One hour later...tWitch.
It's taken me all week to formulate these words because the ache I felt when I heard that news was large. Not deep...but large. I didn't know tWitch. Like most of us, I was infected by his energy through the screen.
If this were Tuesday, I would have said that the holiday season can be challenging for many people. It is packed full of expectations that you be merry, bright, excited, and warm. However, these are not feelings everyone experiences during this time of year. As most of you know, it isn't easy to walk into a space knowing that people have expectations you can't fulfill. It's even harder to do that nearly every day of your life. This holiday season, please let go of your expectations for yourself and others.
If you aren't feeling well, share what you need. If you don't know what you need, share that too. You won't always feel this way, but it's OK that you do now. Feelings, like thoughts, are subject to change at a moment's notice. If you can't keep yourself safe, call 988. Help is coming.
Here's are my thoughts post the news about tWitch...
Before tWitch was "Ellen's DJ," he was his momma's baby and his granddaddy's boy. He was a brother, cousin, mentor, role mentor, dancer, competitor, friend, and nephew. He became a husband and father, which I imagine were titles he held dear. He was also Ellen's DJ.
Imagine having the pressure of being such a bright light for others, but when you look in the mirror, you see a very dim light.
Imagine wondering if others would even care about who you really are if they knew that your smile was part of the makeup that you put in every day.
Imagine thinking that the best gift you could give your family was to subtract yourself from the equation.
Imagine believing that your kids would be better off having positive memories of you instead of feeling worried about you because you are always so "sad."
Imagine convincing yourself that your spouse is still young enough to marry again because they deserve a life where they don't have to raise three kids AND take care of you.
I don't know what tWitch's final thoughts were, and I don't know about the feelings that he experienced every day and in those final moments. Here's what I know.
1) He was in pain. Invisible pain still counts as pain.
2) Pain changes our perception of feelings and how we think.
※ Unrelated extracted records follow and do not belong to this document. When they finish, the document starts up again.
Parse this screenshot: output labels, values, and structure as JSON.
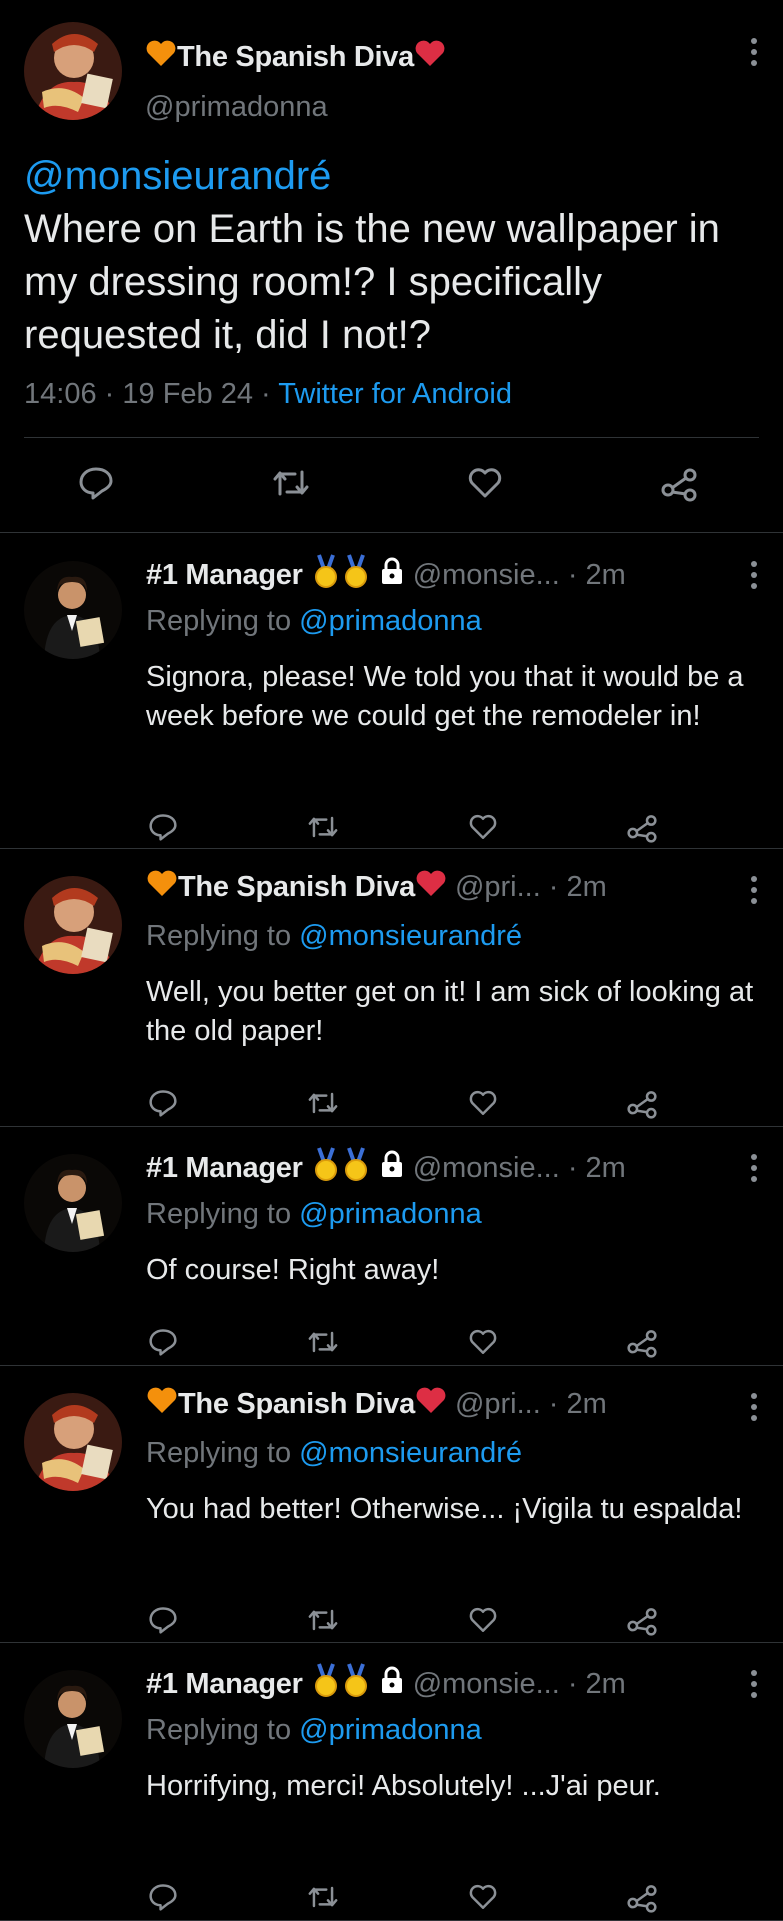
{
  "main_tweet": {
    "display_name": "The Spanish Diva",
    "handle": "@primadonna",
    "mention": "@monsieurandré",
    "text": "Where on Earth is the new wallpaper in my dressing room!? I specifically requested it, did I not!?",
    "time": "14:06",
    "date": "19 Feb 24",
    "source": "Twitter for Android"
  },
  "replies": [
    {
      "display_name": "#1 Manager",
      "handle": "@monsie...",
      "time": "2m",
      "replying_label": "Replying to",
      "replying_to": "@primadonna",
      "text": "Signora, please! We told you that it would be a week before we could get the remodeler in!"
    },
    {
      "display_name": "The Spanish Diva",
      "handle": "@pri...",
      "time": "2m",
      "replying_label": "Replying to",
      "replying_to": "@monsieurandré",
      "text": "Well, you better get on it! I am sick of looking at the old paper!"
    },
    {
      "display_name": "#1 Manager",
      "handle": "@monsie...",
      "time": "2m",
      "replying_label": "Replying to",
      "replying_to": "@primadonna",
      "text": "Of course! Right away!"
    },
    {
      "display_name": "The Spanish Diva",
      "handle": "@pri...",
      "time": "2m",
      "replying_label": "Replying to",
      "replying_to": "@monsieurandré",
      "text": "You had better! Otherwise... ¡Vigila tu espalda!"
    },
    {
      "display_name": "#1 Manager",
      "handle": "@monsie...",
      "time": "2m",
      "replying_label": "Replying to",
      "replying_to": "@primadonna",
      "text": "Horrifying, merci! Absolutely! ...J'ai peur."
    }
  ],
  "separator": "·",
  "icons": [
    "orange-heart-icon",
    "red-heart-icon",
    "medal-icon",
    "lock-icon",
    "reply-icon",
    "retweet-icon",
    "like-icon",
    "share-icon",
    "more-icon"
  ],
  "colors": {
    "background": "#000000",
    "link": "#1d9bf0",
    "secondary_text": "#71767b",
    "divider": "#2f3336"
  }
}
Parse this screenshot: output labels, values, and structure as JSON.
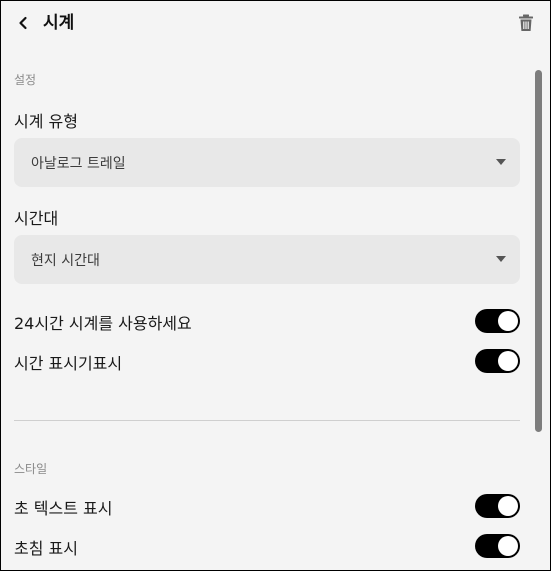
{
  "header": {
    "back_icon": "chevron-left-icon",
    "title": "시계",
    "delete_icon": "trash-icon"
  },
  "settings_section": {
    "label": "설정",
    "clock_type": {
      "label": "시계 유형",
      "selected": "아날로그 트레일"
    },
    "timezone": {
      "label": "시간대",
      "selected": "현지 시간대"
    },
    "toggles": [
      {
        "label": "24시간 시계를 사용하세요",
        "on": true
      },
      {
        "label": "시간 표시기표시",
        "on": true
      }
    ]
  },
  "style_section": {
    "label": "스타일",
    "toggles": [
      {
        "label": "초 텍스트 표시",
        "on": true
      },
      {
        "label": "초침 표시",
        "on": true
      }
    ]
  },
  "colors": {
    "background": "#f4f4f4",
    "select_bg": "#e8e8e8",
    "toggle_on": "#000000",
    "scrollbar": "#7d7d7d"
  }
}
It can intensify everything.
3) How much we are loved can be irrelevant when pain is excruciating and chronic.
In the moment, suicide likely seemed to be the only logical plan that would end the pain, lighten the weight of expectations, stop the torture, and remove the burden that you have placed on your family and friends. While some of these ideas are faulty, it made the most sense at the time.
The fact that it was a permanent solution to a temporary problem was just a small concern compared to the size of the problem.
If you are feeling anything even close to what I
mentioned above, please call a friend or a stranger NOW. Call 988. Don't think about it anymore and stop reading. Just pick up your phone and call 988. Go to the hospital. Call a friend and ask them to transport you to the hospital. If they don't answer, call another one. If they don't answer, knock on your neighbor's door. If you don't have a neighbor, call 988.
Hopelessness, which is the most prominent feeling connected to suicide, is lying to you. It's telling you things that are not true, and you can't continue to listen to its voice.
If you have a loved one who is in this fight, you must join the fight with them. Call them, drop by, sit with them (there's such power in sitting with someone who is struggling without expectation of a conversation or entertainment).
Suicide is preventable. Therapy can help. Medication is available. Don't think about what these things look like in a month. Just focus on today.